Unfortunately, the emotionally charged atmosphere of the Olympic trials did not allow Stephens to fully enjoy the moment. He was hoping to send one more young swimmer to the Olympics last night, but 15-year-old Whitney Phelps struggled to a sixth-place finish in the women's 200-meter butterfly and failed to qualify. He also was hoping that Nall would crank up a big race earlier in the meet and win a place on the team, but it wasn't to be.
"When you have Whitney and Anita, who are hard-working and hard-nosed swimmers that our younger kids look up to, and they don't get there, you have to feel a little sense of loss," Stephens said. "But that's part of the game."
Phelps was considered a solid candidate to make the team, perhaps NBAC's top candidate going into the trials, but she swam a 2: 14.45, well behind her lifetime best and slower than her preliminary heat. UCLA's Annette Salmeen won the final in 2: 12.39, and Trina Jackson finished second to qualify for her third event.
The final night of competition produced another handful of interesting and sometimes emotional storylines:
Multi-medal candidate Tom Dolan failed to become the first male swimmer to win four events at the trials since Mark Spitz in 1972. He finished seventh in the 200-meter backstroke. Brad Bridgewater won the race in 1: 59.16 to qualify for his first Olympiad and Tripp Schwenk finished second to qualify in his second event.
TC Four-time Olympic medalist Summer Sanders failed to qualify in the women's 200-meter butterfly and indicated that she will retire for good this time. Curl-Burke 26-year-old Michelle Griglione finished out of the top two and failed to reach the Olympics in her fourth trip to the trials.
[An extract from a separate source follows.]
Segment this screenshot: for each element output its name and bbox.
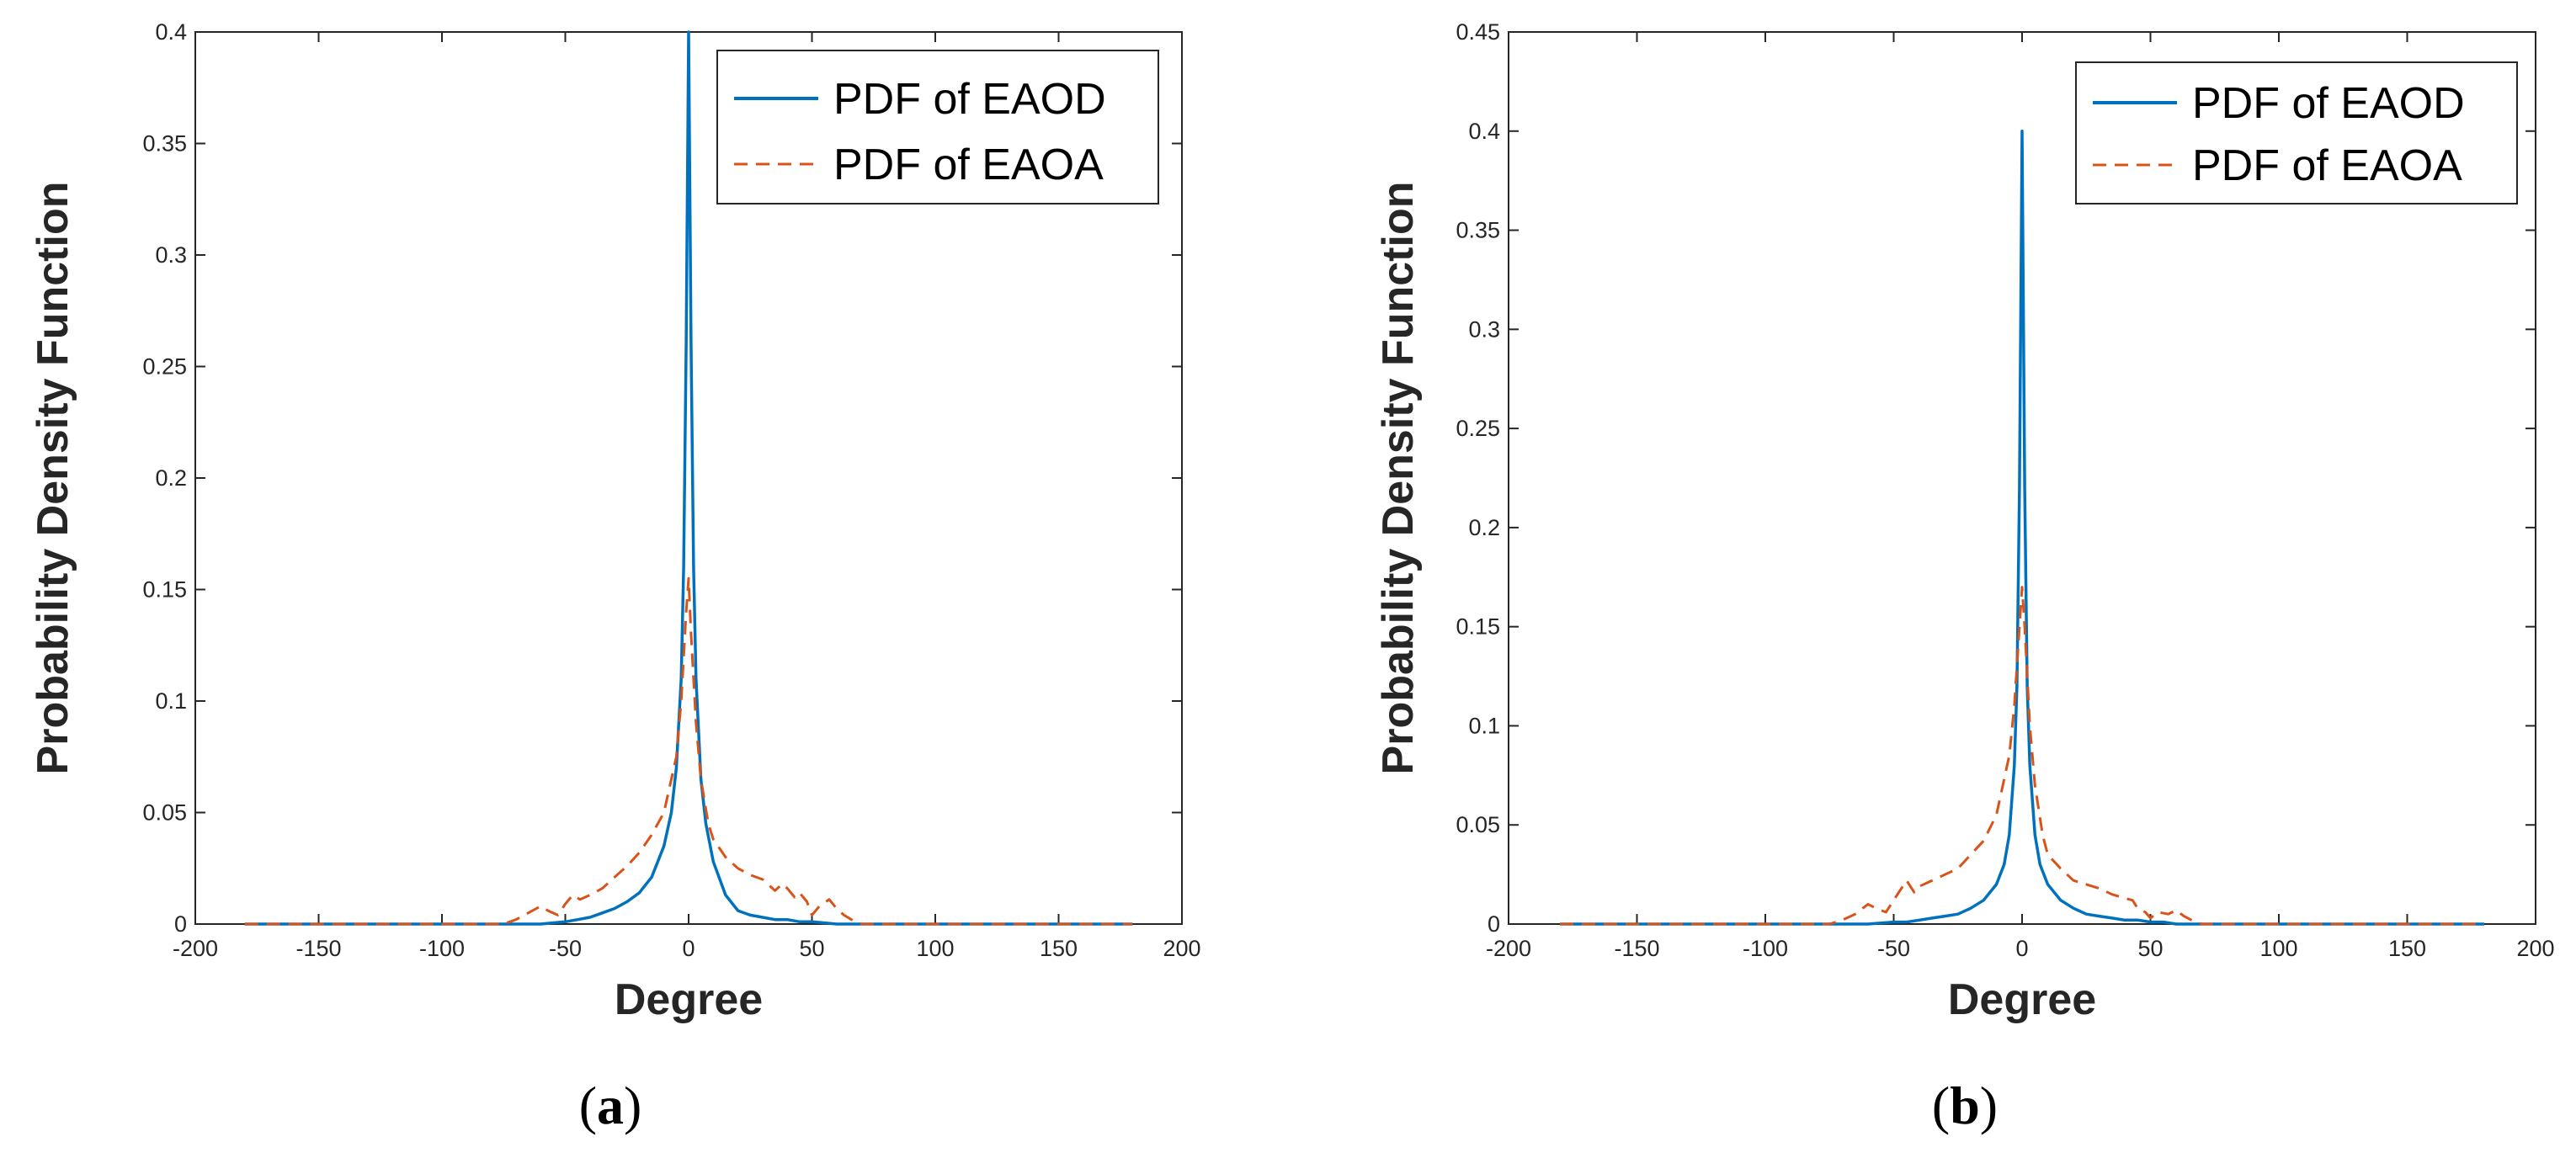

Colorado's Amy Van Dyken narrowly missed her own American record (25.03) in the women's 50-meter freestyle, finishing in 25.17. She barely outtouched Georgia 28-year-old Angel Martino. Van Dyken and Martino have qualified together in three events, Van Dyken finishing in two of the three finals.
Club Wolverine's Carlton Bruner won the final race of the meet, swimming the 1,500-meter freestyle in 15: 12.85. Virginia 23-year-old Peter Wright finished second. Stephens and Gregg Troy of the Bolles Sharks joined an Olympic women's coaching staff that already included head coach Richard Quick of Stanford University and assistant Mark Schubert of USC.
"I think this is very important for club swimming," Stephens said, "because Gregg also runs a club team, though he also has a school club team. We have pretty much a pure club team. It's important to show other club coaches that if you put together a good program you can have age-group champions and Olympians. I also think it's important for Maryland swimming."
It's also going to be important for Botsford and Metzler, who will have the benefit of working with their personal coach during the Olympics. Contact between personal coaches and Olympians is limited. Michigan/Club Wolverine coach Jon Urbanchek and Auburn University coach David Marsh joined the men's coaching staff.
WOMEN 200 butterfly
1, Annette Salmeen, Ann Arbor, Mich., 2 minutes, 12.39 seconds. 2, Trina Jackson, Jacksonville, Fla., 2: 12.89. 3, Jean Ellis Todisco, Lynnfield, Mass., 2: 12.97. 4, Misty Hyman, Phoenix, 2: 13.16. 5, Michelle Griglione, Alexandria, Va., 2: 13.64. 6, Whitney Phelps, Baltimore, 2: 14.45. 7, Lauren Stinnett, Reston, Va., 2: 14.73. 8, Summer Sanders, Roseville, Calif., 2: 15.32.
1, Amy Van Dyken, Englewood, Colo., 25.17 seconds. 2, Angel Martino, Americus, Ga., 25.23. 3, Jenny Thompson, Dover, N.H., 25.61. 4, Ashley Chandler, Atlanta, 25.91. 5, Nicole deMan, Walnut Creek, Calif., 26.14. 6, Katie Taylor, Muncie, Ind., 26.22. 7, Courtney Shealy, Columbia, S.C., 26.31. 8, Brooke Davey, Hopewell Junction, N.Y., 26.90.
1, Brad Bridgewater, Dallas, 1: 59.16. 2, Tripp Schwenk, Sarasota, Fla., 1: 59.42. 3, Tate Blahnik, Auinot, N.Y., 2: 00.48. 4, Ryan Berube, Tequesta, Fla., 2: 00.49. 5, Lenny Krazelburg, Studio City, Calif., 2: 00.72. 6, Trevor Runberg, Chapel Hill, N.C., 2: 01.47. 7, Tom Dolan, Arlington, Va., 2: 01.78. 8, Neil Walker, Verona, Wis., 2: 03.15.
1, Carlton Bruner, Atlanta, 15: 12.85. 2, Peter Wright, Delran, N.J., 15: 17.96. 3, Lawrence Frostad, Sacramento, Calif., 15: 22.79. 4, Brian Younger, Boston, 15: 24.63. 5, Jeremy Kane, Nashville, Tenn., 15: 24.65. 6, Chris Thompson, Roseburg, Ohio, 15: 33.40. 7, Reeve Irvin, Hightstown, N.J., 15: 39.67. 8, Ryan Cox, Mission Viejo, Calif., 15: 45.57.